Le diagnostic médical est un élément crucial de la médecine dite rationnelle. Il est le pilier de la décision médicale, réservé au médecin et sous sa responsabilité. Son concept remonte aux origines même de la médecine et de sa démarche: identifier une maladie. Une fois celle-ci identifiée, toute la prise en charge qui en découle est centrée sur ce diagnostic.

C’est pour cela que tant d’importance est donné à celui-ci. Une erreur de diagnostic peut même être fatale, c’est dire son importance ! Étant donné que tout repose sur le diagnostic, la plupart des objectifs de recherche médicale est de trouver des moyens de plus en plus rapides, fiables, efficaces, … *insérez ici n’importe quel superlatif positif*. Et on observe bien sûr une augmentation des techniques disponibles (imagerie, biologie, …) ainsi que du traitement de ces données (statistiques, algorithmes, échanges de données au niveau mondial, …) et même une amélioration telle qu’il y a de plus en plus de diagnostics précoces, c’est à dire avant même qu’une maladie ne se déclare au grand jour ! Au fil du temps, on voit donc apparaître de plus en plus de diagnostics, c’est à dire de maladies: la précision des analyses permet de faire des catégories et des classifications de plus en plus détaillées. Sans compter les nouvelles découvertes.

Mais en revenant au diagnostic, qu’est-ce qui le rend important ?

  1. Le diagnostic a besoin d’être certain, étant donné que la suite des événements se base sur lui. Cet impératif à lui tout seul est déjà un grand problème: résultats peu significatifs, pas de résultats du tout, faux-positif, faux-négatif, pathologie rare, …Seuls les diagnostics évidents arrivent à passer cette étape, et même là, il faut se méfier; un train peut en cacher un autre.
  2. Un diagnostic est utile uniquement s’il permet de savoir quoi faire. Par exemple: fracture = immobilisation et repos. Mais que faire avec tous les diagnostics qui n’ont aucun traitement précis ? Et c’est là que se présente un véritable souci …
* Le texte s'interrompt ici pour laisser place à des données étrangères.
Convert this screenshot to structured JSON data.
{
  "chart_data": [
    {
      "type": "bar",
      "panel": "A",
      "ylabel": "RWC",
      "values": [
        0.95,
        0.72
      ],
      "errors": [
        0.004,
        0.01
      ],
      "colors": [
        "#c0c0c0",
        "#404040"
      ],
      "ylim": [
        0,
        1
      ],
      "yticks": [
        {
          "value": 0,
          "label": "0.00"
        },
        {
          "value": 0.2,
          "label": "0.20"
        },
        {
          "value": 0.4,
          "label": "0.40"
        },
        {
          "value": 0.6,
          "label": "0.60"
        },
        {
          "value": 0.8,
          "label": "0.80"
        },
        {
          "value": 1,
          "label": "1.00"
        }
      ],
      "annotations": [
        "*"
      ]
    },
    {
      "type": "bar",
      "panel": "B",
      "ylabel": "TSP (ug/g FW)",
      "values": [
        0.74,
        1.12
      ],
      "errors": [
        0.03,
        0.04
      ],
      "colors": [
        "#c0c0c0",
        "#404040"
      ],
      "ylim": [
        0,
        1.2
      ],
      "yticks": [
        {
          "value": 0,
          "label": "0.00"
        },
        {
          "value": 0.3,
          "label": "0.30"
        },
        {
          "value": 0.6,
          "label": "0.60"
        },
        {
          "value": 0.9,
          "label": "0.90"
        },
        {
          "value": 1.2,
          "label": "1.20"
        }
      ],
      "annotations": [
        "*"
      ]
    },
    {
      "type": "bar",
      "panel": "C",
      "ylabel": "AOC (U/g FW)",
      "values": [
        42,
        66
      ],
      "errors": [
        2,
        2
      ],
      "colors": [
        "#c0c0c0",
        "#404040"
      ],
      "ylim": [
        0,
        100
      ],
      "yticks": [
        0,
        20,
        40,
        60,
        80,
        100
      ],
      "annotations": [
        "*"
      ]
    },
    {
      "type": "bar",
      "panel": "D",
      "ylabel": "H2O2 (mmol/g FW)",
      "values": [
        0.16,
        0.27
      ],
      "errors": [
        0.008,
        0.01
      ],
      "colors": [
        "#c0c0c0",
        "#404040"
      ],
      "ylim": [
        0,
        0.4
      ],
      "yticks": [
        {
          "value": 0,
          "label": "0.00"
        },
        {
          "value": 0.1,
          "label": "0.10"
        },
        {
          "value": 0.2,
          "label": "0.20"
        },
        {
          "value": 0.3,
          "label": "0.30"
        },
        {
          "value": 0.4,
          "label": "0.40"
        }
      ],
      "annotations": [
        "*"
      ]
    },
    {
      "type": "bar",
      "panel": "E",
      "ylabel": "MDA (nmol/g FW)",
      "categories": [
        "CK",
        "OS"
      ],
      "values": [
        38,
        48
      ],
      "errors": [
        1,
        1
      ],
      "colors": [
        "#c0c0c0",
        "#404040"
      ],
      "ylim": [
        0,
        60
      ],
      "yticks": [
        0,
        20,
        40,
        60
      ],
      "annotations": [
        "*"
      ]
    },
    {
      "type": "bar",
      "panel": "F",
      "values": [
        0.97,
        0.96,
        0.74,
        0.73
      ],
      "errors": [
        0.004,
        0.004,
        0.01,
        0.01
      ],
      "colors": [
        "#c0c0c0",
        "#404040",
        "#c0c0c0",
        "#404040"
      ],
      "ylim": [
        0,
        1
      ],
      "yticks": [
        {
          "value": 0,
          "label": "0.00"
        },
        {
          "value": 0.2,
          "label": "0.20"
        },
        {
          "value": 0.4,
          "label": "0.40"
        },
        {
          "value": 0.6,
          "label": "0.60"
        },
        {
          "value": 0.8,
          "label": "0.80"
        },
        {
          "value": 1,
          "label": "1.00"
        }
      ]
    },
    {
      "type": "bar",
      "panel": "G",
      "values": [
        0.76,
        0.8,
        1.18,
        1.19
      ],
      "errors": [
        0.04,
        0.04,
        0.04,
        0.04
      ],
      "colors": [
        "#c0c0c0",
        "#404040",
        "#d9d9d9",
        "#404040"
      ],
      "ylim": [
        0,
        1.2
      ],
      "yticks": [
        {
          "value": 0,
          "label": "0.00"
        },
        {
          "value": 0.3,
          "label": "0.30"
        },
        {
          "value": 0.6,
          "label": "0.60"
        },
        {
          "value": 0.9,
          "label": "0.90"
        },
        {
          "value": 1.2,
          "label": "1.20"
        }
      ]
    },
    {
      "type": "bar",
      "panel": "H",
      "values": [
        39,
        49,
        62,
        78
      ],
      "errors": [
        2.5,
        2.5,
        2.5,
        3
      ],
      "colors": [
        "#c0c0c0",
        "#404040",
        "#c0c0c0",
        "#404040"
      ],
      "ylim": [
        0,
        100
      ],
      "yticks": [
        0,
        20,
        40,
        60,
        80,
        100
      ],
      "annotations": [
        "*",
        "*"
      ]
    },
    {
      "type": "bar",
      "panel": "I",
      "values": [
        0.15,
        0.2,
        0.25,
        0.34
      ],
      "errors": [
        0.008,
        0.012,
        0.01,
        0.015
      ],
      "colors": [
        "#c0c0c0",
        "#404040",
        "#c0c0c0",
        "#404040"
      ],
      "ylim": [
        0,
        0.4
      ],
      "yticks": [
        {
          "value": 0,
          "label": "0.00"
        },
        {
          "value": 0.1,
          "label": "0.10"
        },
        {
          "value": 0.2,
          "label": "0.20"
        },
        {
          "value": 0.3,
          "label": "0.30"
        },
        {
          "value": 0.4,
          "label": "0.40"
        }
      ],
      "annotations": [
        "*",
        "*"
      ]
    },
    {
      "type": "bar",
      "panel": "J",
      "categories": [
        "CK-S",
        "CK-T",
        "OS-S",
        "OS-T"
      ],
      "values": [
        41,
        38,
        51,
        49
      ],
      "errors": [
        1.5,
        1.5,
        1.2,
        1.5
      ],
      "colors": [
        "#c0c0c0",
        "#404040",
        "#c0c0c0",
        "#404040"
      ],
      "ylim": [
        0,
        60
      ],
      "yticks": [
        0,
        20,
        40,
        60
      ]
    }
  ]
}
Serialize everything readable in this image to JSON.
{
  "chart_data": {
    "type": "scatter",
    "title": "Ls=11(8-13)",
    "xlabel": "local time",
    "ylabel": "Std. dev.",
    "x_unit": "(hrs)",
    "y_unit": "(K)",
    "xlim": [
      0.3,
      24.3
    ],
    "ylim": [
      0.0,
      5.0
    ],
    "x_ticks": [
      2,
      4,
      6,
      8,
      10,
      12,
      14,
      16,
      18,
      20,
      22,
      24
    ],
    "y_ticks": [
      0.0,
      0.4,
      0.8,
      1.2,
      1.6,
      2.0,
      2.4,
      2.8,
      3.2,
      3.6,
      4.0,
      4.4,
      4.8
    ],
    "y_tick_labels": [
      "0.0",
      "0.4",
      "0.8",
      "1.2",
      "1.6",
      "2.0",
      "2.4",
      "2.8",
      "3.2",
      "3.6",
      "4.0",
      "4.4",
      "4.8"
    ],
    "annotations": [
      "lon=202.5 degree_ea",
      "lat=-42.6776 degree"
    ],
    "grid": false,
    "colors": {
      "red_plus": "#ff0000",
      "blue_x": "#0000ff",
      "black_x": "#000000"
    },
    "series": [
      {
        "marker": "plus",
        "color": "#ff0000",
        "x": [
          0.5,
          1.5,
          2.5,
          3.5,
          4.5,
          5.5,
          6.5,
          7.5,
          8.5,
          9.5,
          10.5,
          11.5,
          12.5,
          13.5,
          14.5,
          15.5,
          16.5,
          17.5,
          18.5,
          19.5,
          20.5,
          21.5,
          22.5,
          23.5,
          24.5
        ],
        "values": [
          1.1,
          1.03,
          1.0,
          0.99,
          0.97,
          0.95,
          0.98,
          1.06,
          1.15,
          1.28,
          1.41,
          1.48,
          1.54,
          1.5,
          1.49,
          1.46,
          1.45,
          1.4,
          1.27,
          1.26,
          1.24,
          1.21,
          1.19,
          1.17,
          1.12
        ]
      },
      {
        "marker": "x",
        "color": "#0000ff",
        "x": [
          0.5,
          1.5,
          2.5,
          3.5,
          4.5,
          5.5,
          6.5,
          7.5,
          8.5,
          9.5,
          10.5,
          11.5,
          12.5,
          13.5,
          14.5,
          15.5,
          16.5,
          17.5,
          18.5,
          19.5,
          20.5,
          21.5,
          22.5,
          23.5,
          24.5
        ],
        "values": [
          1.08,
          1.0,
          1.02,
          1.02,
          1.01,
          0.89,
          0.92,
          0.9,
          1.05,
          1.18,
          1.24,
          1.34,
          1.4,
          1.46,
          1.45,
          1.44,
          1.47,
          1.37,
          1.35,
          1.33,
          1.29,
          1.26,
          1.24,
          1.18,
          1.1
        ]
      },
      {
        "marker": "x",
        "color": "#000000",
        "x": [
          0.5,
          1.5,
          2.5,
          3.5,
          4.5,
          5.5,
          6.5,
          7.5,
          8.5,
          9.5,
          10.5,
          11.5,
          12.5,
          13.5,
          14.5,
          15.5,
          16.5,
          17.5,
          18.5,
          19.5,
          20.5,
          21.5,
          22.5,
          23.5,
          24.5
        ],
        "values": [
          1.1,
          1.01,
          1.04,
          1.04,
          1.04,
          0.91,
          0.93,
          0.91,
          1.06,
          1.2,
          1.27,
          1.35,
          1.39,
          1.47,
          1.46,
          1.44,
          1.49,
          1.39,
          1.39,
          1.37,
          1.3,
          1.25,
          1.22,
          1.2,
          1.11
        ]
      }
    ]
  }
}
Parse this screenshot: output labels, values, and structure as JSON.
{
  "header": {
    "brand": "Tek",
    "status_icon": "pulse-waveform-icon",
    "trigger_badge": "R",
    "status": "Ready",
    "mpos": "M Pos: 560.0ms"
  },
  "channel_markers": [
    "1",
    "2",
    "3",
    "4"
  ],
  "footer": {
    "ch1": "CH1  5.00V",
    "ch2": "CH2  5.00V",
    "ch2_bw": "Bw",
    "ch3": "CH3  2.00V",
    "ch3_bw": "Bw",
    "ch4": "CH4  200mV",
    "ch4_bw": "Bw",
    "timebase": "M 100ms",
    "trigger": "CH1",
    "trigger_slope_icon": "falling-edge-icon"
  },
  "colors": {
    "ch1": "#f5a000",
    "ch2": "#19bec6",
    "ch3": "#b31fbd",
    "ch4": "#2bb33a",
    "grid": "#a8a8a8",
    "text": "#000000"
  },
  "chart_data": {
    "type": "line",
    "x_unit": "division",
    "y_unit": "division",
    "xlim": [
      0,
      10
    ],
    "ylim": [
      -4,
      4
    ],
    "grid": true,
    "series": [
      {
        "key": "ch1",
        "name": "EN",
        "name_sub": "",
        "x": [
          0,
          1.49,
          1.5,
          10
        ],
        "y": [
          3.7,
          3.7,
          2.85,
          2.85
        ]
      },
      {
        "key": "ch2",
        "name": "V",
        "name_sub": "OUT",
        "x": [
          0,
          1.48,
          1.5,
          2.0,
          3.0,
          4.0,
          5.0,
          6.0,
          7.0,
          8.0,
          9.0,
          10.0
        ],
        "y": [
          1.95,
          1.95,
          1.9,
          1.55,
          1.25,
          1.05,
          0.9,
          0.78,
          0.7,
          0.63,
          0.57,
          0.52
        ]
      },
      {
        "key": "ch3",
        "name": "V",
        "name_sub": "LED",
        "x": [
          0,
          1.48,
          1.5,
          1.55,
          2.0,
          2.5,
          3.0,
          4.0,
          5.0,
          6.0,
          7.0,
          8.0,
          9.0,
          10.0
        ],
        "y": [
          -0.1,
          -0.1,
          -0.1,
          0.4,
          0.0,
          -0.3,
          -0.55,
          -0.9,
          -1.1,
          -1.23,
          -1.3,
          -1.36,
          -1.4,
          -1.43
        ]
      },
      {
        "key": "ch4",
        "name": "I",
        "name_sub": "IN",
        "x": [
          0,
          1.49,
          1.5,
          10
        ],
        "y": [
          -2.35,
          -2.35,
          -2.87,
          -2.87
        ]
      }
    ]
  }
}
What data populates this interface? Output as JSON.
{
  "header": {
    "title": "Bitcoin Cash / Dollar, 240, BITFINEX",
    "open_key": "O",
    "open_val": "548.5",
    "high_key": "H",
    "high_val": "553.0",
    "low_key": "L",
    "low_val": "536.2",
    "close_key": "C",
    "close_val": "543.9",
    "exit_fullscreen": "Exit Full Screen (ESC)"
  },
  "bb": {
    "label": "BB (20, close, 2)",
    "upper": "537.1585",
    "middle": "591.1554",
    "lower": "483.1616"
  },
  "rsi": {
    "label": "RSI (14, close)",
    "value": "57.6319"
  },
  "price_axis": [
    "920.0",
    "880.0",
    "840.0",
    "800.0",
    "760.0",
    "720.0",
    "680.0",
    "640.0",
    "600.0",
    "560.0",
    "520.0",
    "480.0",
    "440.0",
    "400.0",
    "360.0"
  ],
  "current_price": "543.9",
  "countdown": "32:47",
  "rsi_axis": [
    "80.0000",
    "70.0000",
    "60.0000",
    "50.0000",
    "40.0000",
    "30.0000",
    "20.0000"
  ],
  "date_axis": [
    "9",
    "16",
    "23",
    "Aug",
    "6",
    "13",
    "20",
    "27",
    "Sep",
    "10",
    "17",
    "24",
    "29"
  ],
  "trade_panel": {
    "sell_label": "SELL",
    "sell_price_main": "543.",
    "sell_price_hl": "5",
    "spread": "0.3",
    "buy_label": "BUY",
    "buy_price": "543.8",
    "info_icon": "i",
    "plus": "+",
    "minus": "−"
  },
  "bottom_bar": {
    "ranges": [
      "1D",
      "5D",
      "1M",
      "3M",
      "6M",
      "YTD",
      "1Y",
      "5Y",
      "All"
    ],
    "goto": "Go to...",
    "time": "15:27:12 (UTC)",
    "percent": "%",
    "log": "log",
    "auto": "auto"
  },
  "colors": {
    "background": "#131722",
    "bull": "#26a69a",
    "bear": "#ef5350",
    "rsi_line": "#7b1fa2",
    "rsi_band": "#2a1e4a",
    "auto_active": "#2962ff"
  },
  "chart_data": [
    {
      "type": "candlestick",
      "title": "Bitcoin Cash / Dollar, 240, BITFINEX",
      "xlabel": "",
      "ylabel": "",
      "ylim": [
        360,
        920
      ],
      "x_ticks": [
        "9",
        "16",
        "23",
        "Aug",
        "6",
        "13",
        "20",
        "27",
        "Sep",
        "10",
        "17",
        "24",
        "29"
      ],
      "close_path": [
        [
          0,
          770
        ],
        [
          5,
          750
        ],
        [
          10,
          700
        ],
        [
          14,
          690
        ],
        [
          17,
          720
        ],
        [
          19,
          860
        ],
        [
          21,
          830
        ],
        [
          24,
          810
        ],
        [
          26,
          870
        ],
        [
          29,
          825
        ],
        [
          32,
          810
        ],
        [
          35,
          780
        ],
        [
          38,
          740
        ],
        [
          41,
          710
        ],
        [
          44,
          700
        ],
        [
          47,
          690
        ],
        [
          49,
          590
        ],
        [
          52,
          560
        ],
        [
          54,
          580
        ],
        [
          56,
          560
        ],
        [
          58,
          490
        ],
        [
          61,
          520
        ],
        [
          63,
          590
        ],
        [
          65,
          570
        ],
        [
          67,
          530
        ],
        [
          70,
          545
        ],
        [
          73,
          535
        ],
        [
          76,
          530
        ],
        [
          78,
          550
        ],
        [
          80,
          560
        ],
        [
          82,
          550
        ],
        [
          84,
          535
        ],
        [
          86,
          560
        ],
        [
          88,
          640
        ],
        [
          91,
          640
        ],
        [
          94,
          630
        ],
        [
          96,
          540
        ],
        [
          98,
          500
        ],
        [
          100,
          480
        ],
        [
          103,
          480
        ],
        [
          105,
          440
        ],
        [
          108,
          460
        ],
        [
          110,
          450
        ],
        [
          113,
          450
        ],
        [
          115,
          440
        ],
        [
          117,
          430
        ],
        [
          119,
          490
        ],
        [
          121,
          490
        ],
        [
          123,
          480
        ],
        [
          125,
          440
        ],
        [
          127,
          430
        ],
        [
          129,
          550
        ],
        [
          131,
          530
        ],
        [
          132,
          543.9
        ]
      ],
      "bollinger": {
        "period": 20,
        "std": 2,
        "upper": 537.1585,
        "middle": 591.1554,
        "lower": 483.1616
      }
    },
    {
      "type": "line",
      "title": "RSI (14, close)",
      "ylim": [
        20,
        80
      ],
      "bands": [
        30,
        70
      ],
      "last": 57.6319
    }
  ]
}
En effet, lorsqu’un thérapeute pose un diagnostic sans traitement, c’est finalement une chose terrible ! Pour le thérapeute, c’est un échec, il ne peut faire autre chose que proposer un traitement par défaut (souvent le triptyque anti-douleurs, anti-inflammatoires, anti-dépresseurs) ou des traitements expérimentaux encore douteux. Pour le patient, c’est la fin de la quête ! Au lieu de rester actif dans la recherche d’une solution, le diagnostic vient couper court: nous y sommes et il n’y a pas de solution. Beaucoup vont se cristalliser autour de ce diagnostic et rares sont les patients à dépasser ce stade et à continuer de chercher. Dans un sens, c’est aussi le plus simple – le diagnostic devient une justification, une excuse à la situation.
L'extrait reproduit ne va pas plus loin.